Monsieur le chanoine Joseph Toussaint Archelet

Décédé le 23 janvier 1908, la semaine religieuse d’Avignon donne sa nécrologie dans sa première livraison de février.


Ce prêtre né à Avignon le 1° novembre 1859, fut ordonné le 19 mai 1883 avec 11 autres confrères. Alors qu’avant même son ordination il était déjà professeur au Petit-Séminaire d’Avignon, il occupa ce poste jusqu’en 1894, date à laquelle il fut nommé aumônier des Ursulines d’Avignon. En 1897 il cessa ses fonctions dans le diocèse pour devenir missionnaire.

En effet, il manifesta très tôt un goût prononcé pour la prédication, et fut encouragé dans ce sens par ses supérieurs, notamment en prêchant retraites et sermons.

Ce n’est pas seulement à Avignon qu’il exerça ce ministère. En effet, devenu missionnaire apostolique, il parcourt la France, tout en demeurant prêtre du diocèse d’Avignon, appelé par différents évêques. Le chroniqueur écrit que « beaucoup de diocèses ont apprécié sa parole qui, quoiqu’originale et très imagée, était toujours renfermée dans une rigueur de doctrine impeccable et dans une rare maîtrise d’expression. »


Il prêcha dans le Nord et l’Est de la France, souvent appelé par le cardinal Langénieux dans le diocèse de Reims, mais aussi en Normandie, appelé par Mgr Colomb, originaire de Valence et évêque d’Evreux, ou Mgr Meunier, ancien vicaire général d’Avignon qui lui a succédé.
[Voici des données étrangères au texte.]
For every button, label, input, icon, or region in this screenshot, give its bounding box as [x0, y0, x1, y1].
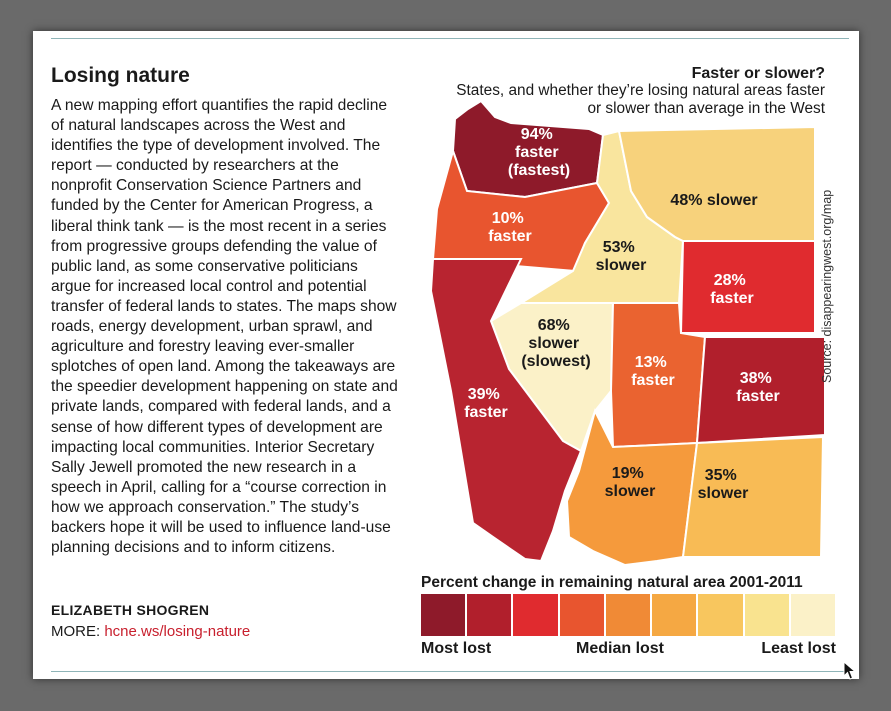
label-idaho-pct: 53%: [603, 239, 635, 256]
top-rule: [51, 38, 849, 39]
legend-swatch-1: [421, 594, 468, 636]
label-arizona-pct: 19%: [612, 465, 644, 482]
mouse-pointer-icon: [843, 661, 857, 680]
label-nevada-line2: slower: [528, 335, 579, 352]
legend-swatch-5: [605, 594, 653, 636]
label-idaho: 53% slower: [596, 239, 647, 274]
label-washington-line2: faster: [515, 144, 559, 161]
label-utah-pct: 13%: [635, 354, 667, 371]
legend-swatch-8: [744, 594, 791, 636]
article-card: Losing nature A new mapping effort quant…: [33, 31, 859, 679]
article-byline: ELIZABETH SHOGREN: [51, 602, 210, 618]
label-nevada-line3: (slowest): [521, 353, 590, 370]
legend-color-bar: [421, 594, 835, 636]
label-idaho-line2: slower: [596, 257, 647, 274]
more-line: MORE: hcne.ws/losing-nature: [51, 623, 250, 640]
west-map: 94% faster (fastest) 10% faster 53% slow…: [429, 99, 826, 567]
state-new-mexico: [681, 435, 825, 558]
legend-most-lost: Most lost: [421, 640, 492, 657]
bottom-rule: [51, 671, 849, 672]
label-washington-line3: (fastest): [508, 162, 570, 179]
map-title: Faster or slower?: [691, 65, 825, 82]
more-label: MORE:: [51, 623, 101, 640]
label-oregon: 10% faster: [488, 210, 532, 245]
label-california-pct: 39%: [468, 386, 500, 403]
legend-median-lost: Median lost: [576, 640, 665, 657]
state-california: [429, 258, 583, 563]
label-nevada-pct: 68%: [538, 317, 570, 334]
state-montana: [617, 125, 816, 242]
label-utah-line2: faster: [631, 372, 675, 389]
legend-least-lost: Least lost: [761, 640, 836, 657]
label-nevada: 68% slower (slowest): [521, 317, 590, 370]
states-layer: [429, 99, 826, 567]
label-arizona-line2: slower: [605, 483, 656, 500]
label-wyoming-line2: faster: [710, 290, 754, 307]
map-subtitle: States, and whether they’re losing natur…: [456, 82, 825, 117]
label-oregon-line2: faster: [488, 228, 532, 245]
label-colorado-line2: faster: [736, 388, 780, 405]
state-wyoming: [679, 240, 816, 334]
legend-swatch-7: [698, 594, 745, 636]
legend-swatch-2: [467, 594, 514, 636]
label-washington: 94% faster (fastest): [508, 126, 570, 179]
article-headline: Losing nature: [51, 64, 190, 87]
label-california: 39% faster: [464, 386, 508, 421]
legend-swatch-6: [652, 594, 699, 636]
label-arizona: 19% slower: [605, 465, 656, 500]
state-arizona: [565, 408, 699, 567]
legend-title: Percent change in remaining natural area…: [421, 574, 803, 591]
more-link[interactable]: hcne.ws/losing-nature: [104, 623, 251, 640]
label-oregon-pct: 10%: [492, 210, 524, 227]
label-colorado: 38% faster: [736, 370, 780, 405]
label-washington-pct: 94%: [521, 126, 553, 143]
source-text: Source: disappearingwest.org/map: [820, 189, 834, 383]
label-new-mexico-line2: slower: [698, 485, 749, 502]
article-body: A new mapping effort quantifies the rapi…: [51, 97, 398, 557]
label-wyoming: 28% faster: [710, 272, 754, 307]
label-wyoming-pct: 28%: [714, 272, 746, 289]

« Un caractère des plus heureux joint à une candeur d’âme très expansive alliés à une véritable distinction intellectuelle, lui attirèrent des affections nombreuses et choisies », affirme le chroniqueur.
Depuis le mois d’octobre 1914, monsieur le chanoine Archelet résidait sur la paroisse de Verneix, dans le diocèse de Moulins, chez son ami l’abbé Cante. Ce n’était pas l’heure de la retraite pour autant, pour cet homme de 55 ans. E, 1916, il prêcha les stations de Carême à Saint-Louis-des-Français, à Rome, puis à Vichy et enfin le carême à la cathédrale de Moulins en 1917. Alors qu’il avait une santé robuste, jusqu’à lors, il contracta une maladie pulmonaire après sa troisième semaine de prédication. Finalement, devant le constat d’une maladie incurable, M. le chanoine Hébert, vicaire général honoraire du diocèse d’Evreux et supérieur ecclésiastique des religieuses augustines d’Harcourt, lui proposa de venir se confier aux soins de ces hospitalières.

Certaines de ses prédications ont été éditées : A Lourdes, les apparitions de 1858, histoire, ascétisme, psychologie, 1907 ; Le mois de Marie à la Grotte de Lourdes, 1908 ; A Lourdes. Année liturgique et mariale (en 4 volumes), 1913.


Mais je signalerai en outre, deux sermons donnés dans le diocèse d’Avignon. IL y a tout d’abord le Panégyrique de saint Agricol, prononcé en l’église de Saint-Agricol le dimanche 8 septembre 1895, et édité la même année par celui qui n’était encore que l’abbé Archelet, aumônier des religieuses de Sainte-Ursule. En 1904, l’abbé Archelet, missionnaire apostolique, prononça le panégyrique de Saint-Véran dans l’ancienne cathédrale de Cavaillon le dimanche 13 novembre 1904. Il fut publié la même année chez Aubanel. C’est de l’une de ces publications qu’est tiré l’autographe adressé à Mgr Sueur, et donné en illustration.